Between last October and April 14, Oklahoma experienced 183 quakes of magnitude 3.0 or greater, the USGS and Oklahoma Geological Survey said. That is an increase from the state's long-term average from 1978 to 2008 of only two magnitude 3.0 or larger quakes per year.
Credit: USGS

Michael Martinez

CNN

(CNN) -- The oil and gas industry's injection of wastewater deep into the Earth is "a likely contributing factor" to the 50% increase in Oklahoma earthquakes since October, the U.S. Geological Survey said.

The jump in temblors significantly increases the chance for a damaging quake -- 5.5 magnitude or greater -- in the Great Plains state, the federal agency said.

"As a result of the increased number of small and moderate shocks, the likelihood of future, damaging earthquakes has increased for central and north-central Oklahoma," the USGS said Monday.

The increase in earthquakes "do not seem to be due to typical, random fluctuations in natural seismicity rates," a recent USGS statistical analysis found.

Rather, a finding by the USGS and the Oklahoma Geological Survey "indicates that a likely contributing factor to the increase in earthquakes is wastewater disposal by injection into deep geologic formations," the USGS said.

The Oklahoma Independent Petroleum Association, however, urged a wait-and-see approach in judging the USGS's assertions.

"Because crude oil and natural gas is produced in 70 of Oklahoma's 77 counties, any seismic activity within the state is likely to occur near oil and natural gas activity. The OIPA and the oil and gas industry as a whole support the continued study of Oklahoma's increased seismic activity, but a rush to judgment provides no clear understanding of the causes," the industry group said.

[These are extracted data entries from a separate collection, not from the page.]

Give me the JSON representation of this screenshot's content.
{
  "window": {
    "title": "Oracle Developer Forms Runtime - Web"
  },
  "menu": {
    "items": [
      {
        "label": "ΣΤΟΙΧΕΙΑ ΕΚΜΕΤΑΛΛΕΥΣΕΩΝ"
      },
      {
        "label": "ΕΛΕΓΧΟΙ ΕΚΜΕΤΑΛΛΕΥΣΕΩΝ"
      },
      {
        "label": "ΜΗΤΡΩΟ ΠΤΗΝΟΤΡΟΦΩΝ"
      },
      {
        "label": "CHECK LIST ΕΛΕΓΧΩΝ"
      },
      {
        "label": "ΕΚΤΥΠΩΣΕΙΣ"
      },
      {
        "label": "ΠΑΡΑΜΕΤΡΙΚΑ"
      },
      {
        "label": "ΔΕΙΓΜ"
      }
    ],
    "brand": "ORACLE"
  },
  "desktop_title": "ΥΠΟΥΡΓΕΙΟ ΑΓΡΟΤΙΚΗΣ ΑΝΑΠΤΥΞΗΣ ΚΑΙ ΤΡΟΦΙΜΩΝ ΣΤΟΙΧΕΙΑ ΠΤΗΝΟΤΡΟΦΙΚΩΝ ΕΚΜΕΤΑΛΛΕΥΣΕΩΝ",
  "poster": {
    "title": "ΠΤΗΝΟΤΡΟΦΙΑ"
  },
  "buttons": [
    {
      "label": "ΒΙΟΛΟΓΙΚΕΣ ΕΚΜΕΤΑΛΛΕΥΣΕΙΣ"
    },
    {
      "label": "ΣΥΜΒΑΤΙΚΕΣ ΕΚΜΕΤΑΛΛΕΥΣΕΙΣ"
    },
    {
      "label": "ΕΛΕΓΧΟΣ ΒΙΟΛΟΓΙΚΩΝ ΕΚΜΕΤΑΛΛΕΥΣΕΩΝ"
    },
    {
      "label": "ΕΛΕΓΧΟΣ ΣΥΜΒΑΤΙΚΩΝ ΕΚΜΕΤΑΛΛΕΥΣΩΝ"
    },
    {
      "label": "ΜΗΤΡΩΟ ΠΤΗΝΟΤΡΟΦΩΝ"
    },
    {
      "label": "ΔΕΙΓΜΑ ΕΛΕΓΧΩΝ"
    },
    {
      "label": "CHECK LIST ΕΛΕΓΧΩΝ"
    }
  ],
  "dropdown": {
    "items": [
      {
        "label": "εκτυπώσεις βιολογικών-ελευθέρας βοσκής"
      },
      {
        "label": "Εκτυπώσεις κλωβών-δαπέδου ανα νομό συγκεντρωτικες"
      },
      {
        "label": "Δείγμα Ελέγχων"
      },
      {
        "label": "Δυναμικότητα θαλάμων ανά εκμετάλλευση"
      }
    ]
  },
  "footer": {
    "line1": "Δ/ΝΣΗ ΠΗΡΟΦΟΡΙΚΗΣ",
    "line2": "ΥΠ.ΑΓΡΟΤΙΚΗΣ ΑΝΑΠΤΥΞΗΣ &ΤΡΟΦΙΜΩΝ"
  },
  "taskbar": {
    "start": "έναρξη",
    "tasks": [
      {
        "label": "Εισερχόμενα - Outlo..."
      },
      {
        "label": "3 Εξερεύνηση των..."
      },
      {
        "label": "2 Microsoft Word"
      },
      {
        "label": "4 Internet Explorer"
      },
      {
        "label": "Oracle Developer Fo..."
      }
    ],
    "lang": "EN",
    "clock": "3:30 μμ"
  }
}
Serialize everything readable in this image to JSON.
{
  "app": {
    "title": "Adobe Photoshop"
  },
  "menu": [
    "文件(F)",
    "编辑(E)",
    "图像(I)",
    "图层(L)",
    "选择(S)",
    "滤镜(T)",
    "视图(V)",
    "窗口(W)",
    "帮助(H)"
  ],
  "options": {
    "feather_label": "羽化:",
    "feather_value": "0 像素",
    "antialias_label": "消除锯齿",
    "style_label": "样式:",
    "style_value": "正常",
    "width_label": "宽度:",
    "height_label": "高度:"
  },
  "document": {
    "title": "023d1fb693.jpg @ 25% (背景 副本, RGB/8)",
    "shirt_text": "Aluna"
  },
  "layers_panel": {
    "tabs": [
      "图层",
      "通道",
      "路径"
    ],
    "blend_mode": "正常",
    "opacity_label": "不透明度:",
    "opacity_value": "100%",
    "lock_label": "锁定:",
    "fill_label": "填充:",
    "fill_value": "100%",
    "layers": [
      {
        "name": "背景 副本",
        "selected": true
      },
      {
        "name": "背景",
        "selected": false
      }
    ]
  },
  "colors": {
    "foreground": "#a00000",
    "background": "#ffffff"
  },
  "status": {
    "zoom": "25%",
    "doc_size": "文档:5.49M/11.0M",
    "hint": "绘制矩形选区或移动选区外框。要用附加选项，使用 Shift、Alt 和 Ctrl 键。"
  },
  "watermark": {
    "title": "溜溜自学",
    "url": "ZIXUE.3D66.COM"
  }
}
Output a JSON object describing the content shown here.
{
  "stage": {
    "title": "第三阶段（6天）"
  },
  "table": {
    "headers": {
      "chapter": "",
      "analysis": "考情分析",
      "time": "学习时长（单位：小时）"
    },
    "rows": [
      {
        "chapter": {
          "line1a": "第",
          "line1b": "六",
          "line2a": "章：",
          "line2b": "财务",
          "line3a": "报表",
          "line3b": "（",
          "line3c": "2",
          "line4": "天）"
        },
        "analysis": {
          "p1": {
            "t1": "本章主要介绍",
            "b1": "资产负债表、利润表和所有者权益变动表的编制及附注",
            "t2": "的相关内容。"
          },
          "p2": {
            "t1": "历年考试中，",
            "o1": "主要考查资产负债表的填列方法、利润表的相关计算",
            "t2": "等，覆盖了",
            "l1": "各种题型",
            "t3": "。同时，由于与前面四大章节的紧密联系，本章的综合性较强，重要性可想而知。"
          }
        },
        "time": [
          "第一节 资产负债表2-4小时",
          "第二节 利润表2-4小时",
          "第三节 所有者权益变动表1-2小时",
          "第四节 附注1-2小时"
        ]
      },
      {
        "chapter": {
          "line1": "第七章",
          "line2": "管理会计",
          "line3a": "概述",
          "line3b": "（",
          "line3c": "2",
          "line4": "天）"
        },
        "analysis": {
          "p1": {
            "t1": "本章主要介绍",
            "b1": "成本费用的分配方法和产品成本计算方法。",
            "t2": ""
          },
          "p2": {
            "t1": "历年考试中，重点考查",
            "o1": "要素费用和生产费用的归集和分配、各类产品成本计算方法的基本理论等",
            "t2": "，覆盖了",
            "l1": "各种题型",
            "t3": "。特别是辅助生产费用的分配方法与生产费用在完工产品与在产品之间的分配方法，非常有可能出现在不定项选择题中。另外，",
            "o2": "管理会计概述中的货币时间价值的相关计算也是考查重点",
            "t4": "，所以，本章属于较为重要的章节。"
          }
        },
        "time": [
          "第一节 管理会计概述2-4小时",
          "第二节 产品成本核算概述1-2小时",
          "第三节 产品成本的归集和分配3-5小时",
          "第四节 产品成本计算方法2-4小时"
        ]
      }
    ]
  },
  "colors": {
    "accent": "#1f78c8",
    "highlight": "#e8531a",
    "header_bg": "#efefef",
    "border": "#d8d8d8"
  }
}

Between last October and April 14, the state experience 183 quakes of magnitude 3.0 or greater, the USGS and Oklahoma Geological Survey said. That is an increase from the state's long-term average from 1978 to 2008 of only two magnitude 3.0 or larger quakes per year.

"The water injection can increase underground pressures, lubricate faults and cause earthquakes -- a process known as injection-induced seismicity," the USGS said. "Much of this wastewater is a byproduct of oil and gas production and is routinely disposed of by injection into wells specifically designed and approved for this purpose."

To better gauge the increased quakes, the USGS and Oklahoma officials have added monitoring stations, which now stand at 15 permanent facilities and 17 temporary stations, the agency said.